Tacheles Rückseite, 2006, © Holger Jacobs

Tacheles Rückseite, 2006, © Holger Jacobs

Als im November 1989 die Mauer fiel, gab es sehr viele junge Leute, hauptsächlich Künstler und Musiker aus dem Westen, die neugierig waren auf den Ostteil der Stadt Berlin. Und man suchte nach billigem Wohnraum. Diesen gab es nach der Wende gerade in Berlin-Mitte zuhauf, da wegen mangelnder Sanierung viele der alten Häuser aus dem Ende des 19.- Anfang des 20. Jahrhunderts nur wenig bewohnt waren. Die Altbauten waren mit ihren Kohleöfen, Toiletten auf dem Gang und nicht vorhandenen Badezimmern weniger attraktiv als die modernen Plattenbauten. Somit kamen die Künstler in Scharen und ließen sich speziell in Berlin-Mitte nieder, so auch in dem halb zerstörten ehemaligen Kaufhaus an der Oranienburger Strasse. Sie verhinderten die Sprengung und erwirkten ein Bleiberecht mit den neuen Besitzern, der Fundus-Gruppe von August Jagdfeld. Gemietet wurde für einen symbolischen Euro pro Quadratmeter.

Tacheles, Rückseite, 1990

Tacheles, Rückseite, 1990

Als die Fundus-Gruppe 2009 die Zinsen für die 80 Millionen Euro Kaufpreis nicht mehr bedienen konnte, ging das Gelände mit den Gebäuden an den Kreditgeber, die HSK-Bank in Hamburg. Sie erwirkte vor Gericht eine Räumung des Gebäudes und am 04.09.2012 wurde das letzte Atelier geschlossen und alle Künstler verließen das Tacheles. Zuletzt waren dort noch 30 Ateliers und 80 Künstler tätig gewesen. Die Gastronomie im Erdgeschoss wurde mit 1 Millionen Euro abgefunden. Und dann kam lange nichts – bis im September 2014 die New Yorker Privat Equity Firma Perella Weinberg & Partners das gesamte Terrain einschließlich dem Tacheles und den 2 Gebäuden an der Friedrichstrasse, in dem auch einst der Club King Size beheimatet war, kaufte.

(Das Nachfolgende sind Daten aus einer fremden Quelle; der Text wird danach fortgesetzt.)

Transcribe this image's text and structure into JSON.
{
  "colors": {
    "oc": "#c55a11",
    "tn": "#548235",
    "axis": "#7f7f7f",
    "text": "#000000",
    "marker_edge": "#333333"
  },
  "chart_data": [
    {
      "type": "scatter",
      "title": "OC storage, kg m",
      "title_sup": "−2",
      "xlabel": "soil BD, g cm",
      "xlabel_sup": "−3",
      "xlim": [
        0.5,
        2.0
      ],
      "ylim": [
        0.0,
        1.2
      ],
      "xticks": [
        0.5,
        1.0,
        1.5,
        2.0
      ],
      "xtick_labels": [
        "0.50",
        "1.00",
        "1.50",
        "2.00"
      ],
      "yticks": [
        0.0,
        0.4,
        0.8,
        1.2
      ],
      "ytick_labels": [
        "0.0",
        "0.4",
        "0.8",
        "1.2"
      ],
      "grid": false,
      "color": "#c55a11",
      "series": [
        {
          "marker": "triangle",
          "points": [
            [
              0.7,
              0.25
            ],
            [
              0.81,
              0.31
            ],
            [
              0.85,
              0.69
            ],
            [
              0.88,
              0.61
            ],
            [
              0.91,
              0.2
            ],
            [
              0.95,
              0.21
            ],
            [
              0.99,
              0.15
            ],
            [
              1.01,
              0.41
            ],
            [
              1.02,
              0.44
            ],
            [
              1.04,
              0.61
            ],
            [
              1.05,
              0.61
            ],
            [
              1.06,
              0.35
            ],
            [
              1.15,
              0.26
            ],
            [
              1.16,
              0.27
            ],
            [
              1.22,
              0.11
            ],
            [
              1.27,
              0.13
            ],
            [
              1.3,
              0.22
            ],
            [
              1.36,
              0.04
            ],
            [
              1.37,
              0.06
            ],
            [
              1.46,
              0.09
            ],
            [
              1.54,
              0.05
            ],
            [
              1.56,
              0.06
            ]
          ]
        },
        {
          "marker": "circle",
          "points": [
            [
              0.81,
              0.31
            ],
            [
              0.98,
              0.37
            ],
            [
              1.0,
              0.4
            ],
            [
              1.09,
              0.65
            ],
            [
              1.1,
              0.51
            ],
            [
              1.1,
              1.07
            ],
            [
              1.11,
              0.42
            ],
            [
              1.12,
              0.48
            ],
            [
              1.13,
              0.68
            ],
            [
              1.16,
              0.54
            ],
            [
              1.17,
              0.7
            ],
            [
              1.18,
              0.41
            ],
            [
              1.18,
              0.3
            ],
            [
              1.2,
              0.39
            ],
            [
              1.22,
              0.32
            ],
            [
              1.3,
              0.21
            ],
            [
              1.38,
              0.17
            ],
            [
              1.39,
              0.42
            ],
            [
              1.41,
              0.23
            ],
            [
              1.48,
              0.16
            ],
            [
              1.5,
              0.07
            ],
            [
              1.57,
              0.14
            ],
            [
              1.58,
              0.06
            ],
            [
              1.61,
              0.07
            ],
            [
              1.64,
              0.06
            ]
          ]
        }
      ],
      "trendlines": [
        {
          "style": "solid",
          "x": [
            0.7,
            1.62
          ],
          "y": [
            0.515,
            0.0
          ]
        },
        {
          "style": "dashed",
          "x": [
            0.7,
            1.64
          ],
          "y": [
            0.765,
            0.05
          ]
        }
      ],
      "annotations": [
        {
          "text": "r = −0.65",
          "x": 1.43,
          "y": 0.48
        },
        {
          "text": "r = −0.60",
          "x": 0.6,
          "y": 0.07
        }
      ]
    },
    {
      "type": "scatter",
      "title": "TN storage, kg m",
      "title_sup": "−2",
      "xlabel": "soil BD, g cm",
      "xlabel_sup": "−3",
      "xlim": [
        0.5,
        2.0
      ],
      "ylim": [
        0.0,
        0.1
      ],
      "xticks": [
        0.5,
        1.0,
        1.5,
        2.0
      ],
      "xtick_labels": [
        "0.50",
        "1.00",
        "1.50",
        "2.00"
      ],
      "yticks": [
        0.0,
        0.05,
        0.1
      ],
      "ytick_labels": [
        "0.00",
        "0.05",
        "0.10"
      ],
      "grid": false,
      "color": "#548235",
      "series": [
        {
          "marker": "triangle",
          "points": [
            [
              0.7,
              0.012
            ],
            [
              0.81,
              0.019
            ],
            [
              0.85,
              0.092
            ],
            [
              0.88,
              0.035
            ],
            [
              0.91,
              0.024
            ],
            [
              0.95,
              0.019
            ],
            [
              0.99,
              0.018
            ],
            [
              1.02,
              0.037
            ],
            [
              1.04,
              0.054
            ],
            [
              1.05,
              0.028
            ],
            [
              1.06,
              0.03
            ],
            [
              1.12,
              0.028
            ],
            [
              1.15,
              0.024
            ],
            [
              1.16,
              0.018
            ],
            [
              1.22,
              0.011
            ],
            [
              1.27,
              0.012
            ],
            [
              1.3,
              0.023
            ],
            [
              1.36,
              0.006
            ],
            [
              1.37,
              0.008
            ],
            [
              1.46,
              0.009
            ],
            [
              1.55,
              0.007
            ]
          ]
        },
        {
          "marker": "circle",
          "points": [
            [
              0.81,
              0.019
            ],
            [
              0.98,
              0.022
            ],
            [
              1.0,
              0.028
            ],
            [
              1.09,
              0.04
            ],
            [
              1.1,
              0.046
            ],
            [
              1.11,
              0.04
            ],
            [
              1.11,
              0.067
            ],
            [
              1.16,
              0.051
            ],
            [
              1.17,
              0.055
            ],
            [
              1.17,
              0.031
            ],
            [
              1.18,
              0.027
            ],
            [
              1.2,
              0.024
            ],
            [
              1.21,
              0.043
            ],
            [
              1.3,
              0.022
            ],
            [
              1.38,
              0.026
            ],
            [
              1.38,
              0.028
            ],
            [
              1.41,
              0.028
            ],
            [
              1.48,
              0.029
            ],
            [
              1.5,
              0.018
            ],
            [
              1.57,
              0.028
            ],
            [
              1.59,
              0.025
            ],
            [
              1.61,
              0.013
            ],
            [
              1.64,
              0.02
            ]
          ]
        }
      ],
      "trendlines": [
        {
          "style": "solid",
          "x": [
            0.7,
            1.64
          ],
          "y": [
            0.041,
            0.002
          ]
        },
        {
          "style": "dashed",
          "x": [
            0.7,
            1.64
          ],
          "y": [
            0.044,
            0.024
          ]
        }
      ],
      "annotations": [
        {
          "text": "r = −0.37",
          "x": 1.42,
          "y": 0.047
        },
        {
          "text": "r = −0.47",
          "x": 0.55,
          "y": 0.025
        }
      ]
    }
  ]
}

Tacheles 2012, © Holger Jacobs

Tacheles 2012, © Holger Jacobs

Und gestern wurde nun bekannt, dass das berühmte Star-Architektenteam aus der Schweiz, Herzog de Meuron, für die Planung des neuen Tacheles und aller weiteren Gebäuden, die auf dem angrenzenden Parkplatz entstehen sollen, verantwortlich zeichnen wird. Mit 25.000 qm ist das Gelände um das Tacheles eines der größten noch brachliegenden Flächen in der Innenstadt von Berlin. Es sollen sowohl Geschäfte wie Büro- und Wohnhäuser entstehen. Herzog de Meuron bauten bisher so spektakuläre Gebäude wie die Elbphilharmonie in Hamburg, die Allianz-Arena in München und das Museum Tate Modern in London.

Lassen wir uns überraschen.

Club King Size an der Friedrichstrasse 112, einer der Gebäude, die nun mitverkauft wurden, hier Doorman Frank Künster mit Freundin, © Holger Jacobs

Club King Size an der Friedrichstrasse 112, einer der Gebäude, die nun mitverkauft wurden, hier Doorman Frank Künster mit Freundin, © Holger Jacobs

Author: Holger Jacobs

Founder & Editorial Director of kultur24.berlin ug.
Founder & Editorial Director of kultur24 TV on Youtube.
Former correspondent for fashion in Paris.
Photographer, writer and filmmaker.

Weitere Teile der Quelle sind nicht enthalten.